I know! Amazing but true.
Now, you could be forgiven for finding this surprising, given the sheer volume of content – both in the public domain and in agency or client meeting rooms around the world – that focus on ‘the Millennial’, as if the estimated 1.75 billion (BILLION!) Millennials alive today were a single, homogenous mass. Even if we go down to individual market level, we are still trying to describe 75 million people in the U.S., 15 million in the UK and 200 million in China, to name but three examples.
If there is anything that defines Millennials (a big ‘if’), then it is the very thing we are accidentally eliminating: their diversity. If we aren’t careful, what starts as a handy tool to make marketing easier becomes a radically over-simplified obfuscation.
The reason we in the branding world develop theoretical characters – be they archetypes, personas or, yes, generational cohorts – is to act as a shortcut to a shared understanding of the type of person we are talking about. We give them silly, simple but memorable names so we and our clients can speak to each other about our consumers quickly and easily.
In general, this approach has been proven to be incredibly effective. Brands are better when they are focused and consistent, and creating a clearly defined conceptual target consumer is an excellent way of driving that consistency.

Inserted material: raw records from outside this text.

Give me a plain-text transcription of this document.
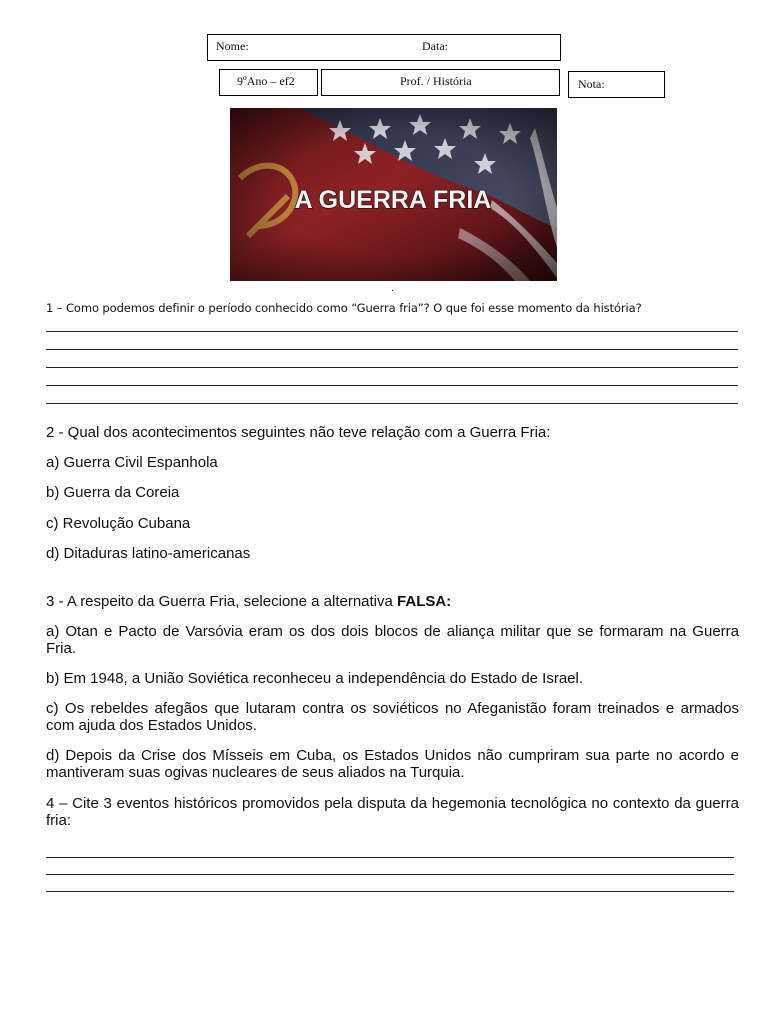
Nome:	Data:
9ºAno – ef2	Prof. / História	Nota:
A GUERRA FRIA
.
1 – Como podemos definir o período conhecido como “Guerra fria”? O que foi esse momento da história?
2 - Qual dos acontecimentos seguintes não teve relação com a Guerra Fria:
a) Guerra Civil Espanhola
b) Guerra da Coreia
c) Revolução Cubana
d) Ditaduras latino-americanas
3 - A respeito da Guerra Fria, selecione a alternativa FALSA:
a) Otan e Pacto de Varsóvia eram os dos dois blocos de aliança militar que se formaram na Guerra Fria.
b) Em 1948, a União Soviética reconheceu a independência do Estado de Israel.
c) Os rebeldes afegãos que lutaram contra os soviéticos no Afeganistão foram treinados e armados com ajuda dos Estados Unidos.
d) Depois da Crise dos Mísseis em Cuba, os Estados Unidos não cumpriram sua parte no acordo e mantiveram suas ogivas nucleares de seus aliados na Turquia.
4 – Cite 3 eventos históricos promovidos pela disputa da hegemonia tecnológica no contexto da guerra fria:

But in a society where ‘flat ageing’ is fast becoming the dominant attitude to getting older (“if you want to know how old I am, look at my actions, not my birth certificate”), reliance on basic demographics (in this case, date of birth) will surely prove less useful than consumer profiles based on the things that genuinely bring people of any age together, namely values, attitudes and behaviours.
As a brand, I want to identify and target consumers who share my own value system, have attitudes that I can believe in, and demonstrate behaviours that I can endorse and applaud. And as a consumer, I want brands that do the same.
If we start with age, we end up indiscriminately lumping together a vast spectrum of individuals, irrespective of all the consumer characteristics that really matter – and that doesn’t help anyone.
Can the Baby Boomer / Gen X / Millennial (and the newly emerging Gen Z) generational segmentation be of any use to us? Of course it can. But only when applied thoughtfully and with a light touch. Too often it is the first and only attempt at defining an audience, resulting in unhelpful sweeping generalisations.
The Arctic Monkeys have often been credited with the re-emergence of punk in the 21st century. Different music. Different look. Different audience. But a similar attitude. Alex Turner and the Sex Pistols’ John “Johnny Rotten” Lydon have far more in common with each other than either of them share with the vast majority of their respective generational cohorts.
If we focused on Millennials alone (or, for that matter, Baby Boomers), we would never be able to put them together. Instead, Alex Turner would be in the same group as One Direction, and Johnny Rotten would be matched with ABBA.
When it comes to consumer targeting, it’s about the attitude, not just the age.